Previous research has demonstrated differences in processing between fear-relevant stimuli, such as snakes and spiders, and non-fear-relevant stimuli. The current research examined whether non-fear-relevant animal stimuli, such as dogs, birds and fish, were processed like fear-relevant stimuli following aversive learning. Pictures of a priori fear-relevant animals, snakes and spiders, were evaluated as negative in affective priming and ratings and were preferentially attended to in a visual search task. Pictures of dogs, birds and fish that had been trained as CS+ in an aversive conditioning design were evaluated more negatively and facilitated dot probe detection relative to CS− pictures. The current studies demonstrated that stimuli viewed as positive prior to aversive learning were negative and were preferentially attended to after a brief learning episode. We propose that aversive learning may provide a mechanism for the acquisition of stimulus fear relevance.

Acknowledgements

The current research was completed as part of a PhD in psychology, and was supported by an APA scholarship.

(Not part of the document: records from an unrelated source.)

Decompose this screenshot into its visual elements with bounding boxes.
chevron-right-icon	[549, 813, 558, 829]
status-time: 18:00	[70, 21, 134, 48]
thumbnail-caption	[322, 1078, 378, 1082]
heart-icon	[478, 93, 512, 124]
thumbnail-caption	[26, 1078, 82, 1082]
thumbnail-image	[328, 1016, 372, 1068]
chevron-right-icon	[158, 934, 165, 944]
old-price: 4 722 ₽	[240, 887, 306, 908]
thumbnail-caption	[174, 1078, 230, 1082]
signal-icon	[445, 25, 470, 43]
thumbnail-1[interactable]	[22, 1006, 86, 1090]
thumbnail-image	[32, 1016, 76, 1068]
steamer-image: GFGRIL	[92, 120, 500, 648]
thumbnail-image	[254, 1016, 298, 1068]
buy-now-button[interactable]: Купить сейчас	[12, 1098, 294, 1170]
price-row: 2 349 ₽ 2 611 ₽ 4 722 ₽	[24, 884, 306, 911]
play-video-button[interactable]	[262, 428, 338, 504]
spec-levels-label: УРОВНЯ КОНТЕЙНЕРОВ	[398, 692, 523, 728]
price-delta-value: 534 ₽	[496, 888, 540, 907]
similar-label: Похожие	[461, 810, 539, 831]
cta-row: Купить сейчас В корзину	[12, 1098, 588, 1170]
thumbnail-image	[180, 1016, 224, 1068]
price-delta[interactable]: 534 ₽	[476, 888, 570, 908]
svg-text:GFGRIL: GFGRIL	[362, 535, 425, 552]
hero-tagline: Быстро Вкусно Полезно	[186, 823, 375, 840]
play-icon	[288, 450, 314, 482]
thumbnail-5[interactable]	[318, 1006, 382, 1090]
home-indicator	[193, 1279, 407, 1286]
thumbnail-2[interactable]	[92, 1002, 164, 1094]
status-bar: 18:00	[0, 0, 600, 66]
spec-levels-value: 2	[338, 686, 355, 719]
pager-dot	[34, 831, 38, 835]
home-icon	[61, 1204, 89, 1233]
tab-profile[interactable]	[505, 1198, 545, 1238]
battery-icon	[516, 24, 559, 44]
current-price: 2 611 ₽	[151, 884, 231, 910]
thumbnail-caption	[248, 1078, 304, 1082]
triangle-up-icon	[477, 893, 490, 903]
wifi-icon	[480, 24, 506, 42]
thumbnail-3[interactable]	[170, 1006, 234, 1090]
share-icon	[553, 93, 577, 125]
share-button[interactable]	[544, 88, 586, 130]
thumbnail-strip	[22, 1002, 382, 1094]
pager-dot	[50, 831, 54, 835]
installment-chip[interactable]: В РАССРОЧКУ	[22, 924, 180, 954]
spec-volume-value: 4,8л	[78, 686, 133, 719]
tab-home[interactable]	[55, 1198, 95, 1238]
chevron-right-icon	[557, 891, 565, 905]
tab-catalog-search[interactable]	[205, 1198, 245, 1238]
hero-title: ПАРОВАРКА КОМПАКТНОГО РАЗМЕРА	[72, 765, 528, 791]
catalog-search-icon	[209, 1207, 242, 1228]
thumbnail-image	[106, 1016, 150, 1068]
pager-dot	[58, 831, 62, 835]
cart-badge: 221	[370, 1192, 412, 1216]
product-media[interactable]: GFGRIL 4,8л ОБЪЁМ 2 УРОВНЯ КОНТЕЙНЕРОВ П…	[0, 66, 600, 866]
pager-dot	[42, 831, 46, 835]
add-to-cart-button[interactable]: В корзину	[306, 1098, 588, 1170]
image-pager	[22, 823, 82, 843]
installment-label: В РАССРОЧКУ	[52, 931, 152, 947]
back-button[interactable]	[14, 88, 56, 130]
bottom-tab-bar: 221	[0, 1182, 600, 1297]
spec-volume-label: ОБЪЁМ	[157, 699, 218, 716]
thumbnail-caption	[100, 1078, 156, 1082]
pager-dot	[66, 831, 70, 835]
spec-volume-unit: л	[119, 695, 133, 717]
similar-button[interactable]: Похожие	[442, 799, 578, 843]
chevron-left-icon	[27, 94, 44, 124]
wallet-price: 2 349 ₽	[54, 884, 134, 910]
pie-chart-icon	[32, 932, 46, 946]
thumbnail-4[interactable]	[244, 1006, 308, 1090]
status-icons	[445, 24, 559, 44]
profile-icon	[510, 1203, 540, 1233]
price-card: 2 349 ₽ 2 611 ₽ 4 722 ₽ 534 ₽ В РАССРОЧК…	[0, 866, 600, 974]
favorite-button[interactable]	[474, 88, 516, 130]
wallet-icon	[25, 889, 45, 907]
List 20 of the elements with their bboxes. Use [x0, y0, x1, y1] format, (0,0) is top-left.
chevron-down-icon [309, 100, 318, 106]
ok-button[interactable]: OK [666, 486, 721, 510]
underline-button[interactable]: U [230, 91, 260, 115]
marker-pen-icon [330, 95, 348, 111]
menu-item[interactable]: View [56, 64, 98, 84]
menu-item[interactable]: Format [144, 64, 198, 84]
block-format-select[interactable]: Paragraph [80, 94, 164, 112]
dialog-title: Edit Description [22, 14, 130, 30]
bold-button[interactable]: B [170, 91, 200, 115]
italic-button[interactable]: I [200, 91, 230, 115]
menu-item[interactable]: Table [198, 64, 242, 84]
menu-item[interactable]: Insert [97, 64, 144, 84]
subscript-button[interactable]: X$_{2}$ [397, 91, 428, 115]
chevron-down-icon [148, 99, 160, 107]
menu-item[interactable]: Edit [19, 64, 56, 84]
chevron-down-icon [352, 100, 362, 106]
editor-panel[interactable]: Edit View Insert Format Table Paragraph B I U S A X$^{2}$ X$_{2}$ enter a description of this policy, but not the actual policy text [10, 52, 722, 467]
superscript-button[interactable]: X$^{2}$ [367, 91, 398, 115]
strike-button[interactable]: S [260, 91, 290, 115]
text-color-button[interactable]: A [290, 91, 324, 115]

Thanks to Holger Domsch and Susann Wolff who assisted in the data collection for the current studies. Thanks also to www.dogphoto.com for providing access to images of dogs for use in the current research.

Notes

1There is current debate between associative and non-associative theorists as to whether preferential processing elicits an automatic and negative response upon initial contact with a fear-relevant stimulus. Non-associative theories propose that an automatic, negative response is generated upon first contact with the fear-relevant stimulus, whereas associative theories propose that an aversive learning episode must have occurred before a negative response will be generated automatically. Thus a previous aversive learning episode may be required for an encapsulated, emotional response to be elicited during preferential processing.

2In previous research, state and trait anxiety have been shown to differentially affect attentional bias and particularly attentional disengagement (Fox, Russo, Bowles, & Dutton, Citation2001). We included state and trait anxiety as covariates to exclude the possibility that results were skewed by a subset of anxious participants. The inclusion of covariates provides a more conservative estimate of effects and in this instance allows the interpretation that our results generalise to non-selected samples.